Diário do Estado- Qual a contribuição da tecnologia para o desenvolvimento agropecuário?
José Mário Schreiner – O Centro-Oeste há 40 anos praticamente não existia no cenário agropecuário nacional. Hoje é a região responsável por quase 50% da produção do Brasil. A criação da Embrapa foi um marco para o Brasil. Outras empresas estaduais de pesquisa e a iniciativa privada investiram e desenvolveram tecnologias e, o mais importante, o produtor incorporou essas tecnologias. Isso fez com que tivéssemos uma revolução. Hoje, existe mais tecnologia dentro de um grão de milho do que em um smartphone. Essa foi a grande transformação que o setor agropecuário trouxe para o Brasil. Outro grande ganho foi a redução no preço dos alimentos. Há 40 anos, gastava-se 45% da renda familiar para se alimentar. Hoje, a família gasta 16% de sua renda com alimentação. Isso propiciou que os brasileiros pudessem adquirir outros bens de consumo. O grande motor do desenvolvimento do Brasil passa pelo setor agropecuário do Brasil.

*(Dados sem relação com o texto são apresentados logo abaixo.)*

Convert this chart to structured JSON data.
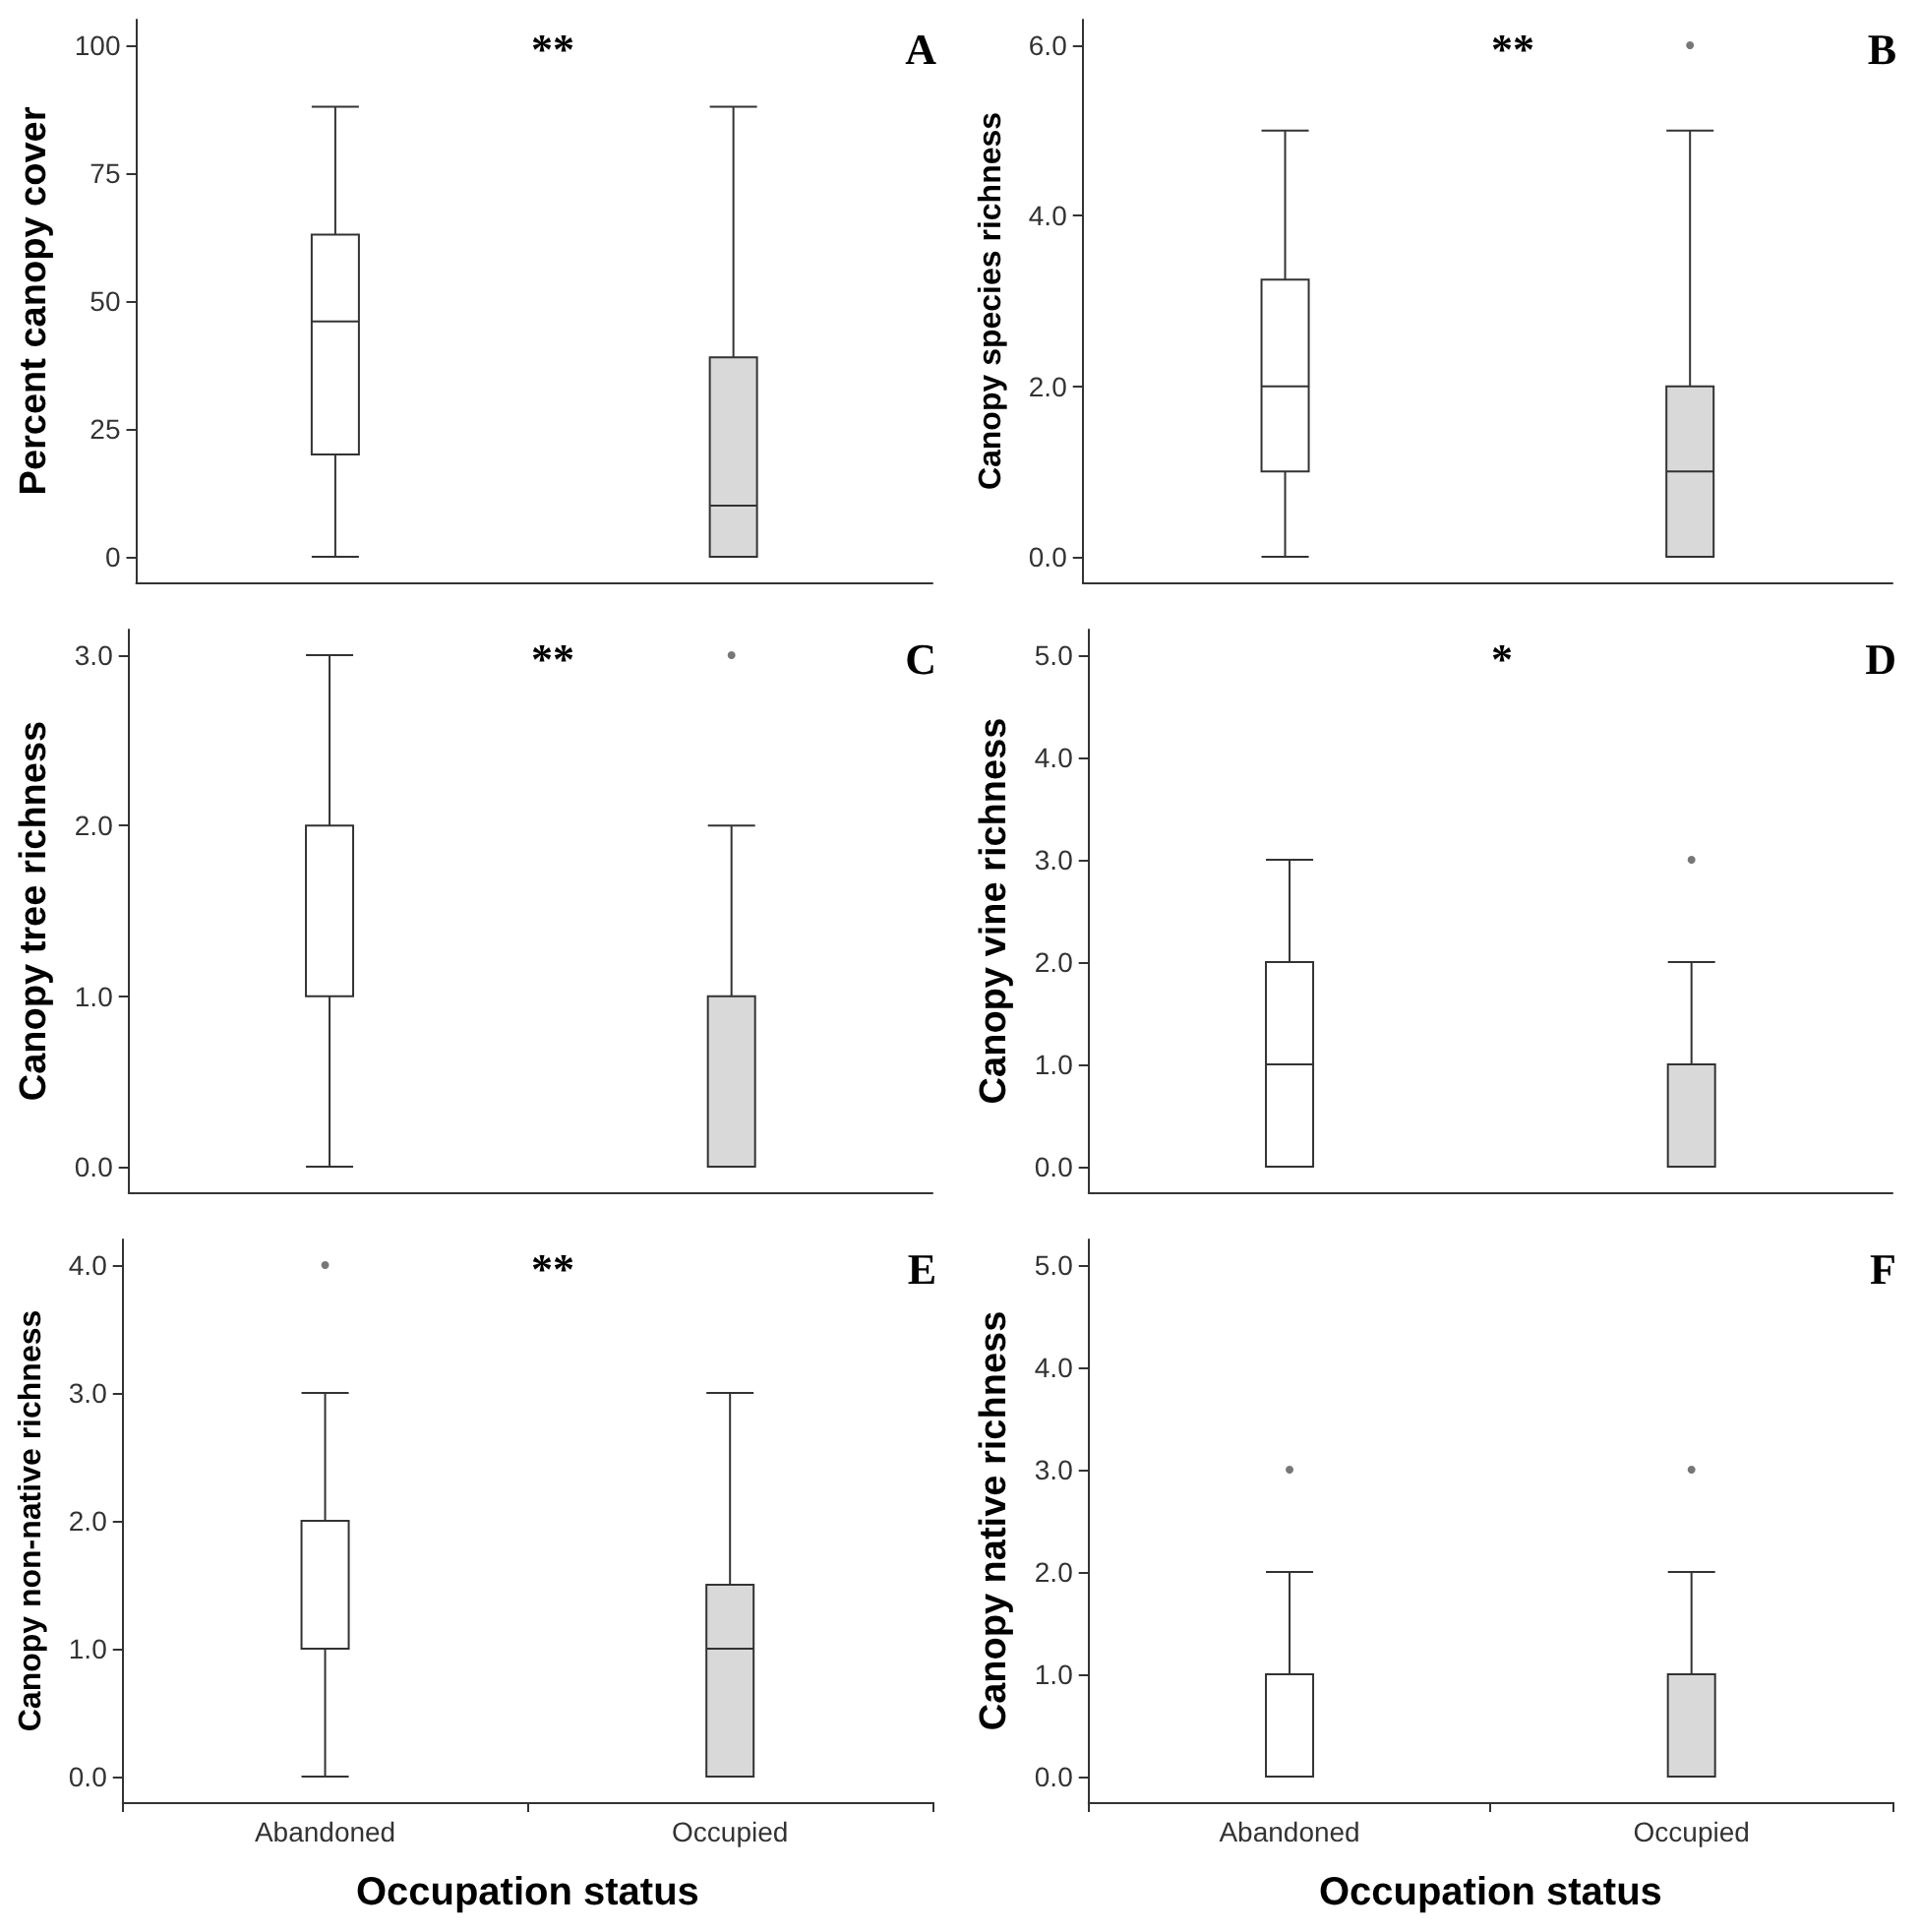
{
  "chart_data": [
    {
      "type": "box",
      "ylabel": "Percent canopy cover",
      "categories": [
        null,
        null
      ],
      "colors": [
        "#ffffff",
        "#d9d9d9"
      ],
      "ylim": [
        -5,
        105
      ],
      "yticks": [
        0,
        25,
        50,
        75,
        100
      ],
      "tick_labels": "y",
      "grid": false,
      "annotations": [
        "**",
        "A"
      ],
      "boxes": [
        {
          "low": 0,
          "q1": 20,
          "median": 46,
          "q3": 63,
          "high": 88
        },
        {
          "low": 0,
          "q1": 0,
          "median": 10,
          "q3": 39,
          "high": 88
        }
      ]
    },
    {
      "type": "box",
      "ylabel": "Canopy species richness",
      "categories": [
        null,
        null
      ],
      "colors": [
        "#ffffff",
        "#d9d9d9"
      ],
      "ylim": [
        -0.3,
        6.3
      ],
      "yticks": [
        {
          "value": 0,
          "label": "0.0"
        },
        {
          "value": 2,
          "label": "2.0"
        },
        {
          "value": 4,
          "label": "4.0"
        },
        {
          "value": 6,
          "label": "6.0"
        }
      ],
      "tick_labels": "y",
      "grid": false,
      "annotations": [
        "**",
        "B"
      ],
      "boxes": [
        {
          "low": 0,
          "q1": 1,
          "median": 2,
          "q3": 3.25,
          "high": 5
        },
        {
          "low": 0,
          "q1": 0,
          "median": 1,
          "q3": 2,
          "high": 5,
          "outliers": [
            6
          ]
        }
      ]
    },
    {
      "type": "box",
      "ylabel": "Canopy tree richness",
      "categories": [
        null,
        null
      ],
      "colors": [
        "#ffffff",
        "#d9d9d9"
      ],
      "ylim": [
        -0.15,
        3.15
      ],
      "yticks": [
        {
          "value": 0,
          "label": "0.0"
        },
        {
          "value": 1,
          "label": "1.0"
        },
        {
          "value": 2,
          "label": "2.0"
        },
        {
          "value": 3,
          "label": "3.0"
        }
      ],
      "tick_labels": "y",
      "grid": false,
      "annotations": [
        "**",
        "C"
      ],
      "boxes": [
        {
          "low": 0,
          "q1": 1,
          "median": 1,
          "q3": 2,
          "high": 3
        },
        {
          "low": 0,
          "q1": 0,
          "median": 1,
          "q3": 1,
          "high": 2,
          "outliers": [
            3
          ]
        }
      ]
    },
    {
      "type": "box",
      "ylabel": "Canopy vine richness",
      "categories": [
        null,
        null
      ],
      "colors": [
        "#ffffff",
        "#d9d9d9"
      ],
      "ylim": [
        -0.25,
        5.25
      ],
      "yticks": [
        {
          "value": 0,
          "label": "0.0"
        },
        {
          "value": 1,
          "label": "1.0"
        },
        {
          "value": 2,
          "label": "2.0"
        },
        {
          "value": 3,
          "label": "3.0"
        },
        {
          "value": 4,
          "label": "4.0"
        },
        {
          "value": 5,
          "label": "5.0"
        }
      ],
      "tick_labels": "y",
      "grid": false,
      "annotations": [
        "*",
        "D"
      ],
      "boxes": [
        {
          "low": 0,
          "q1": 0,
          "median": 1,
          "q3": 2,
          "high": 3
        },
        {
          "low": 0,
          "q1": 0,
          "median": 0,
          "q3": 1,
          "high": 2,
          "outliers": [
            3
          ]
        }
      ]
    },
    {
      "type": "box",
      "xlabel": "Occupation status",
      "ylabel": "Canopy non-native richness",
      "categories": [
        "Abandoned",
        "Occupied"
      ],
      "colors": [
        "#ffffff",
        "#d9d9d9"
      ],
      "ylim": [
        -0.2,
        4.2
      ],
      "yticks": [
        {
          "value": 0,
          "label": "0.0"
        },
        {
          "value": 1,
          "label": "1.0"
        },
        {
          "value": 2,
          "label": "2.0"
        },
        {
          "value": 3,
          "label": "3.0"
        },
        {
          "value": 4,
          "label": "4.0"
        }
      ],
      "grid": false,
      "annotations": [
        "**",
        "E"
      ],
      "boxes": [
        {
          "low": 0,
          "q1": 1,
          "median": 2,
          "q3": 2,
          "high": 3,
          "outliers": [
            4
          ]
        },
        {
          "low": 0,
          "q1": 0,
          "median": 1,
          "q3": 1.5,
          "high": 3
        }
      ]
    },
    {
      "type": "box",
      "xlabel": "Occupation status",
      "ylabel": "Canopy native richness",
      "categories": [
        "Abandoned",
        "Occupied"
      ],
      "colors": [
        "#ffffff",
        "#d9d9d9"
      ],
      "ylim": [
        -0.25,
        5.25
      ],
      "yticks": [
        {
          "value": 0,
          "label": "0.0"
        },
        {
          "value": 1,
          "label": "1.0"
        },
        {
          "value": 2,
          "label": "2.0"
        },
        {
          "value": 3,
          "label": "3.0"
        },
        {
          "value": 4,
          "label": "4.0"
        },
        {
          "value": 5,
          "label": "5.0"
        }
      ],
      "grid": false,
      "annotations": [
        "F"
      ],
      "boxes": [
        {
          "low": 0,
          "q1": 0,
          "median": 0,
          "q3": 1,
          "high": 2,
          "outliers": [
            3
          ]
        },
        {
          "low": 0,
          "q1": 0,
          "median": 0,
          "q3": 1,
          "high": 2,
          "outliers": [
            3
          ]
        }
      ]
    }
  ]
}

Diário do Estado – Como o incentivo ao pequeno produtor pode beneficiar a economia?
José Mário Schreiner – Se acompanharmos um produtor de 50 litros de leite, que passe a produzir 300 litros, a renda dele pode subir de R$ 1,5 mil para R$ 9 mil. Isso não quer dizer que ele tenha lucro, mas o dinheiro será gasto na região dele. O produtor vai consumir mais, assim como sua família. Ele vai comprar no supermercado local e desenvolver a economia da região. Fomentar o comércio local gera mais empregos, renda e, consequentemente, mais arrecadação, que os governos adoram. A melhoria do produtor significa melhoria para a sociedade goiana e a brasileira.
Diário do Estado – Qual o principal problema enfrentado pelo agronegócio goiano?

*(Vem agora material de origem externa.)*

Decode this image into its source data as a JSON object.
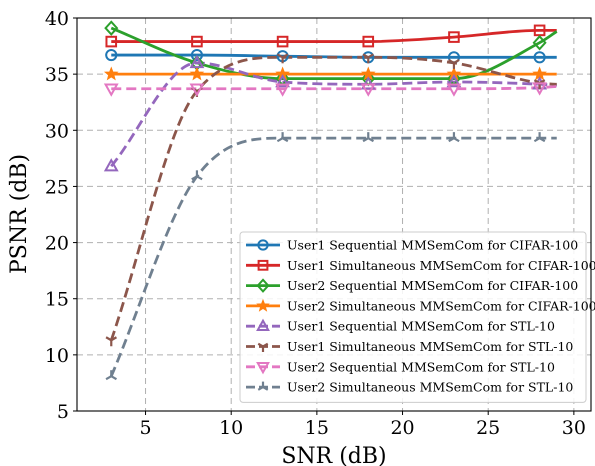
{
  "chart_data": {
    "type": "line",
    "xlabel": "SNR (dB)",
    "ylabel": "PSNR (dB)",
    "xlim": [
      1,
      31
    ],
    "ylim": [
      5,
      40
    ],
    "xticks": [
      5,
      10,
      15,
      20,
      25,
      30
    ],
    "yticks": [
      5,
      10,
      15,
      20,
      25,
      30,
      35,
      40
    ],
    "grid": true,
    "legend_position": "lower-right",
    "x": [
      3,
      8,
      13,
      18,
      23,
      28
    ],
    "series": [
      {
        "name": "User1 Sequential MMSemCom for CIFAR-100",
        "color": "#1f77b4",
        "linestyle": "solid",
        "marker": "circle",
        "values": [
          36.7,
          36.7,
          36.6,
          36.5,
          36.5,
          36.5
        ],
        "tail": [
          29,
          36.5
        ]
      },
      {
        "name": "User1 Simultaneous MMSemCom for CIFAR-100",
        "color": "#d62728",
        "linestyle": "solid",
        "marker": "square",
        "values": [
          37.9,
          37.9,
          37.9,
          37.9,
          38.3,
          38.9
        ],
        "tail": [
          29,
          38.9
        ]
      },
      {
        "name": "User2 Sequential MMSemCom for CIFAR-100",
        "color": "#2ca02c",
        "linestyle": "solid",
        "marker": "diamond",
        "values": [
          39.1,
          36.0,
          34.6,
          34.6,
          34.6,
          37.8
        ],
        "tail": [
          29,
          38.8
        ]
      },
      {
        "name": "User2 Simultaneous MMSemCom for CIFAR-100",
        "color": "#ff7f0e",
        "linestyle": "solid",
        "marker": "star",
        "values": [
          35.0,
          35.0,
          35.0,
          35.0,
          35.0,
          35.0
        ],
        "tail": [
          29,
          35.0
        ]
      },
      {
        "name": "User1 Sequential MMSemCom for STL-10",
        "color": "#9467bd",
        "linestyle": "dashed",
        "marker": "triangle-up",
        "values": [
          26.8,
          36.0,
          34.3,
          34.1,
          34.3,
          34.1
        ],
        "tail": [
          29,
          34.0
        ]
      },
      {
        "name": "User1 Simultaneous MMSemCom for STL-10",
        "color": "#8c564b",
        "linestyle": "dashed",
        "marker": "tri-down",
        "values": [
          11.3,
          33.5,
          36.5,
          36.5,
          36.0,
          34.2
        ],
        "tail": [
          29,
          34.1
        ]
      },
      {
        "name": "User2 Sequential MMSemCom for STL-10",
        "color": "#e377c2",
        "linestyle": "dashed",
        "marker": "triangle-down",
        "values": [
          33.7,
          33.7,
          33.7,
          33.7,
          33.7,
          33.8
        ],
        "tail": [
          29,
          33.9
        ]
      },
      {
        "name": "User2 Simultaneous MMSemCom for STL-10",
        "color": "#708090",
        "linestyle": "dashed",
        "marker": "tri-up",
        "values": [
          8.1,
          25.9,
          29.3,
          29.3,
          29.3,
          29.3
        ],
        "tail": [
          29,
          29.3
        ]
      }
    ]
  }
}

José Mário Schreiner – Em termos de competitividade, nosso grande desafio é a infraestrutura. Temos sérios problemas de infraestrutura, com rodovias, ferrovias inacabadas, energia elétrica. Em Goiás, acreditamos que o problema de energia elétrica tende a se minimizar com a venda da Celg para a Enel. Já tivemos vários contatos com a empresa, que está sendo muito receptiva ao diálogo. Teremos uma reunião mensal para que possamos, gradativamente, resolver o problema de energia elétrica, que é muito sério. Há quedas de energia que duram sete dias, por exemplo.
Diário do Estado -Como a crise política afetou a agropecuária em Goiás?

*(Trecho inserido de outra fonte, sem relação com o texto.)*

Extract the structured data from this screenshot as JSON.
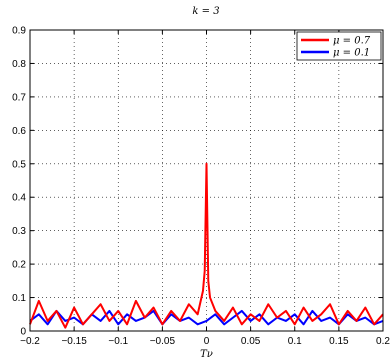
{
  "chart_data": {
    "type": "line",
    "title": "k = 3",
    "xlabel": "Tν",
    "ylabel": "",
    "xlim": [
      -0.2,
      0.2
    ],
    "ylim": [
      0,
      0.9
    ],
    "xticks": [
      -0.2,
      -0.15,
      -0.1,
      -0.05,
      0,
      0.05,
      0.1,
      0.15,
      0.2
    ],
    "xtick_labels": [
      "−0.2",
      "−0.15",
      "−0.1",
      "−0.05",
      "0",
      "0.05",
      "0.1",
      "0.15",
      "0.2"
    ],
    "yticks": [
      0,
      0.1,
      0.2,
      0.3,
      0.4,
      0.5,
      0.6,
      0.7,
      0.8,
      0.9
    ],
    "ytick_labels": [
      "0",
      "0.1",
      "0.2",
      "0.3",
      "0.4",
      "0.5",
      "0.6",
      "0.7",
      "0.8",
      "0.9"
    ],
    "grid": true,
    "legend_position": "top-right",
    "series": [
      {
        "name": "μ = 0.7",
        "color": "#ff0000",
        "x": [
          -0.2,
          -0.19,
          -0.18,
          -0.17,
          -0.16,
          -0.15,
          -0.14,
          -0.13,
          -0.12,
          -0.11,
          -0.1,
          -0.09,
          -0.08,
          -0.07,
          -0.06,
          -0.05,
          -0.04,
          -0.03,
          -0.02,
          -0.01,
          -0.004,
          -0.002,
          0,
          0.002,
          0.004,
          0.01,
          0.02,
          0.03,
          0.04,
          0.05,
          0.06,
          0.07,
          0.08,
          0.09,
          0.1,
          0.11,
          0.12,
          0.13,
          0.14,
          0.15,
          0.16,
          0.17,
          0.18,
          0.19,
          0.2
        ],
        "y": [
          0.02,
          0.09,
          0.03,
          0.06,
          0.01,
          0.07,
          0.02,
          0.05,
          0.08,
          0.03,
          0.06,
          0.02,
          0.09,
          0.04,
          0.07,
          0.02,
          0.06,
          0.03,
          0.08,
          0.05,
          0.12,
          0.18,
          0.5,
          0.15,
          0.1,
          0.06,
          0.03,
          0.07,
          0.02,
          0.05,
          0.03,
          0.08,
          0.04,
          0.06,
          0.02,
          0.07,
          0.03,
          0.05,
          0.08,
          0.02,
          0.06,
          0.03,
          0.07,
          0.02,
          0.05
        ]
      },
      {
        "name": "μ = 0.1",
        "color": "#0000ff",
        "x": [
          -0.2,
          -0.19,
          -0.18,
          -0.17,
          -0.16,
          -0.15,
          -0.14,
          -0.13,
          -0.12,
          -0.11,
          -0.1,
          -0.09,
          -0.08,
          -0.07,
          -0.06,
          -0.05,
          -0.04,
          -0.03,
          -0.02,
          -0.01,
          0,
          0.01,
          0.02,
          0.03,
          0.04,
          0.05,
          0.06,
          0.07,
          0.08,
          0.09,
          0.1,
          0.11,
          0.12,
          0.13,
          0.14,
          0.15,
          0.16,
          0.17,
          0.18,
          0.19,
          0.2
        ],
        "y": [
          0.03,
          0.05,
          0.02,
          0.06,
          0.03,
          0.04,
          0.02,
          0.05,
          0.03,
          0.06,
          0.02,
          0.05,
          0.03,
          0.04,
          0.06,
          0.02,
          0.05,
          0.03,
          0.04,
          0.02,
          0.03,
          0.05,
          0.02,
          0.04,
          0.06,
          0.03,
          0.05,
          0.02,
          0.04,
          0.03,
          0.05,
          0.02,
          0.06,
          0.03,
          0.04,
          0.02,
          0.05,
          0.03,
          0.04,
          0.02,
          0.03
        ]
      }
    ]
  }
}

José Mário Schreiner – Quando a crise política se aprofundou no Brasil e a sociedade entendeu que não dava para continuar no sistema que estávamos, nós apoiamos claramente o impeachment. Acreditávamos que essa crise política sem precedentes estava assolando a economia brasileira. Foi uma decisão histórica. Goiás teve uma participação extremamente importante. Tudo isso afetou de sobremaneira o setor agropecuário. Mesmo que o setor tenha resultado positivos, não é uma ilha. Você não consegue conservar uma laranja boa em uma caixa de laranjas podres. A renda da família brasileira caiu muito, mas o mercado internacional sempre ajudou a dar um pequeno equilíbrio. Contudo, em Goiás e no Brasil, tivemos quedas profundas na produção, além de ter havido freio nos investimentos em tecnologia.
Diário do Estado – Quais as expectativas econômicas para 2017?
José Mário Schreiner – A expectativa para a produção é otimista. Devemos ter uma safra recorde de 21,5 milhões de toneladas em Goiás, assim como no Brasil, com uma safra de 215 milhões de toneladas. Mas, em alguns setores, enfrentamos problemas, como, por exemplo, a cadeia láctea. O produtor de leite está sofrendo muito com preços abaixo do custa de produção. Há um problema na cadeia, pois o produtor está vendendo mais barato, mas o preço final não caiu para o consumidor. Isso amanhã ou depois vai refletir no consumidor. Já houve queda de 14% na produção de leite do estado no último semestre. Há sempre dois elos da cadeia muito penalizados: o produtor e o consumidor. Por outro lado, no cenário internacional, nem tudo está perdido. O Brexit é uma oportunidade para o Brasil, pois todas as negociações serão refeitas. O crescimento da China está migrando para o consumo no lugar dos investimentos. Isso é mais oportunidade para vendermos para o mercado chinês. E há o efeito Trump, que precisamos avaliar com muita cautela. Mas as primeiras sinalizações foram boas para nós. O fim do acordo do Transpacífico, que tratava de 40% do comércio mundial, foi um alívio para nós, pois o Brasil estava fora dele. O grande problema nosso é que o Brasil está muito travado e preso ao Mercosul. O bloco como estava, com Kirchner e Maduro, trouxe atrasos tremendos ao Brasil. Agora há uma boa expectativa.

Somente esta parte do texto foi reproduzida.